A Season for Sectors: Significant Source of Edge?

We can see that in several cases, the ranks have taken a complete turn.  For example, while in 1947 the Energy sector would have been a short in July, in 2017 it is a long.  Similarly, in 1947 Energy was a long in September and October, while in 2017 it was a short.  We see similar changes for Durables and Utilities in July and August and Health Care in May and June.

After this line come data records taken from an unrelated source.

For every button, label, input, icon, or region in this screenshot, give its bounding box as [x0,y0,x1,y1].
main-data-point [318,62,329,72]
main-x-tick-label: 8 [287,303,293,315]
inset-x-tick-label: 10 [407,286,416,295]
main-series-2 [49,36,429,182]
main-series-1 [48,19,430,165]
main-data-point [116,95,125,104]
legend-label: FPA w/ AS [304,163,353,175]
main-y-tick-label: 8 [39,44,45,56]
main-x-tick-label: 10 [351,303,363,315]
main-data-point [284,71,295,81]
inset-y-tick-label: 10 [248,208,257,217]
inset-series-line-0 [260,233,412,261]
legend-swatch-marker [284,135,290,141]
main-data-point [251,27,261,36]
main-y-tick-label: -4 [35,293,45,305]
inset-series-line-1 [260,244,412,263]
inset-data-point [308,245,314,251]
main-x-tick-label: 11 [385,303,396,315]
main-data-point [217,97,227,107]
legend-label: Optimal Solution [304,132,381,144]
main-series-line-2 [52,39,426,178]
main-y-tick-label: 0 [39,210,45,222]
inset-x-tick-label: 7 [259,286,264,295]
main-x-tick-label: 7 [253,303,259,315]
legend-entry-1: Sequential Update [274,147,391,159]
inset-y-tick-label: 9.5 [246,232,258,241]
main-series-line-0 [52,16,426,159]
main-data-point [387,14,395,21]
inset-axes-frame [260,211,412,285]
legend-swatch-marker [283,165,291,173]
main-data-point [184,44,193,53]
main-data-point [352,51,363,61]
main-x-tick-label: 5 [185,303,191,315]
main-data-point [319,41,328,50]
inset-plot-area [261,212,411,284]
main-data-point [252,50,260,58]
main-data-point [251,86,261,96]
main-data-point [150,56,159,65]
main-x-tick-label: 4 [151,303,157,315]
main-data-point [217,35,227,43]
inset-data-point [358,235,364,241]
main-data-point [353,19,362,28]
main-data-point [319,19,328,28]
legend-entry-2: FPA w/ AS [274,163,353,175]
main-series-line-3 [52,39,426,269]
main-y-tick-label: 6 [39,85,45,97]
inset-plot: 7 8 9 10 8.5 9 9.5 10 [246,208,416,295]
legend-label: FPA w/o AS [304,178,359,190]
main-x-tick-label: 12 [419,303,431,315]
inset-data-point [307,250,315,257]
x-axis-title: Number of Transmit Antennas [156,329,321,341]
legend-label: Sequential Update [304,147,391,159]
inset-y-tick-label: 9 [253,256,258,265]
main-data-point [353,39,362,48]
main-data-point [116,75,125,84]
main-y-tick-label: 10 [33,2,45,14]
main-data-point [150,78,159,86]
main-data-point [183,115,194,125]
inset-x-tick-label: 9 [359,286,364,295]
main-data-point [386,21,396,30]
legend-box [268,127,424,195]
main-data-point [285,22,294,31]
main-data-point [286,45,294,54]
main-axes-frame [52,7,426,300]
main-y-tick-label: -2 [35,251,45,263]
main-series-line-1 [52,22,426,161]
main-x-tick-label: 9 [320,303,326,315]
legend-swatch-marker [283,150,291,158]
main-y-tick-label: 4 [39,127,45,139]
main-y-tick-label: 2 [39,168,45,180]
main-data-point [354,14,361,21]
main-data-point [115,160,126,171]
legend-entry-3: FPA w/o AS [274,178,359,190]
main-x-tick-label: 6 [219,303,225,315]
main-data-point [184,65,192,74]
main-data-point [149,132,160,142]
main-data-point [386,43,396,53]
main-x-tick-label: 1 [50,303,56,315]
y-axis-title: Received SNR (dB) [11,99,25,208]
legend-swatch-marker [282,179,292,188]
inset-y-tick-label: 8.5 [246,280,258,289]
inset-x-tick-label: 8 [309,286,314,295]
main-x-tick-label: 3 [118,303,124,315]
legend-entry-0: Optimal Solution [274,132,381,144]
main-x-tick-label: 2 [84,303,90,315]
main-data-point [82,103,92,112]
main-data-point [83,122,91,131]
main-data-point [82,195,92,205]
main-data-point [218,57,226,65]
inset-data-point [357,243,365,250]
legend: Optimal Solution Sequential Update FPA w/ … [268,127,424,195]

One hypothesis as to why the ranks are not stable is that the composition of the sectors has changed dramatically over time.  Consider, for example, that a technology company in 1947 would be meaningfully different than a technology company in 2017.  In many ways, these sector definitions are somewhat arbitrary (what is Amazon classified as, again?).  Therefore, as new sectors develop over time and compositions change, we might not expect seasonality-based rank order to remain consistent.

Is it significant?

We can begin our analysis of significance by first exploring the different quintile rankings of the strategy (all analysis henceforth is performed using the 30-year rolling window implementation variation).

The purpose is two-fold.  First, we want to determine how the quintiles do relative to each other.  Ideally, we would see a monotonic decrease in annualized performance and a monotonic increase in Sharpe ratio.  We do not plot the Sharpe ratio above, but we can see the stead decrease in return with a fairly consistent volatility profile, indicating a decreasing Sharpe ratio as well.

Second, we want to determine how much “alpha” is available for a long-only implementation.  The first quintile outperformed the market by 430 basis points (“bps”) while the fifth quintile underperformed by 230 bps.  The interpretation here is that while a long-only variation would give up potential alpha (from the Q1-to-Q5 spread), it may still be able to outperform the broad U.S. equity market.

While the seasonality strategy appears economically significant, it is important to ask whether it is simply a variation of other well-known and previously discovered anomalies.  We can do this by regressing the strategy’s returns against the returns of existing, documented factors.

In the table below, we plot the results of regressing against the traditional Fama-French 3-Factor model.

We see that while the HML factor (i.e. value) is statistically significant (with a small negative loading), the intercept remains economically large and significant, indicating that seasonality remains unexplained.

We also wanted to explore whether the anomaly was subsumed by sector-specific implementations of different factor strategies. Specifically, we construct a value long/short, a momentum long/short, and a volatility long/short.


Coeff 2

While the volatility anomaly appears significant, the intercept remains large and the anomaly remains unexplained.

Evaluating correlations, we can see that for sector-based traders, seasonality may be a potentially valuable diversifier from traditional value, momentum, and volatility anomalies.


Finally, we wanted to explore whether the seasonality effect simply data-mined an advantageous average sector weighting over time?  To answer this question, we regress the monthly returns of the long/short against the market’s excess returns as well as sector returns in excess of the market. This allows us to extract broad beta effects as well as industry specific effects.

We see that the anomaly remains both large and significant, and only the Manufacturing and Technology sectors offer any explanatory significance, with a negative loading on the former and a positive loading on the latter.  This indicates that at least part of the strategy’s edge may have come from being net short Manufacturing and net long Technology, on average.


We have demonstrated that seasonality in the U.S. sectors has been economically significant when measuring it using historical returns in previous months over the past 75 years. The effect is robust to the lookback window length and the lookback window type. It is also significant when accounting for other known anomalies (such as value, momentum, and size), sector-specific factors, and industry weights.

Despite this empirical evidence, we still do not know why seasonality is significant. Why should seasonality work in the future? What specifically has caused it to work in the past?

Without knowing the theoretical reason for an anomaly, be it behavioral, structural, or otherwise, it is difficult to rely on it going forward.

This is not to say that it won’t work – if it does, it may even diversify other investing styles. But until we can see more tests done with out-of-sample data, any seasonality strategy should likely garner only a small allocation within a well-diversified factor portfolio.

Corey Hoffstein is the Co-founder & CIO at Newfound Research, a participant in the ETF Strategist Channel.

  1. https://papers.ssrn.com/sol3/papers.cfm?abstract_id=3177539
  2. https://papers.ssrn.com/sol3/papers.cfm?abstract_id=2154873
  3. https://papers.ssrn.com/sol3/papers.cfm?abstract_id=2224246
  4. Long/short strategies go long the top 3 ranked sectors and short the bottom 3 ranked sectors. Value ranks are based upon 5-year z-scores of trailing twelve-month yields. Momentum ranks are based upon 12-1 month returns. Volatility ranks are based upon 63-day exponentially weighted realized volatility. Value and momentum are implemented in a dollar-neutral fashion, while volatility is implemented such that both long and short legs are of equal volatility. Each strategy is implemented using an overlapping portfolio approach, with value assuming 36 overlapping portfolios (rebalanced monthly), momentum assuming 4 overlapping portfolios (rebalanced weekly) and volatility assuming 26 overlapping portfolios (rebalanced weekly).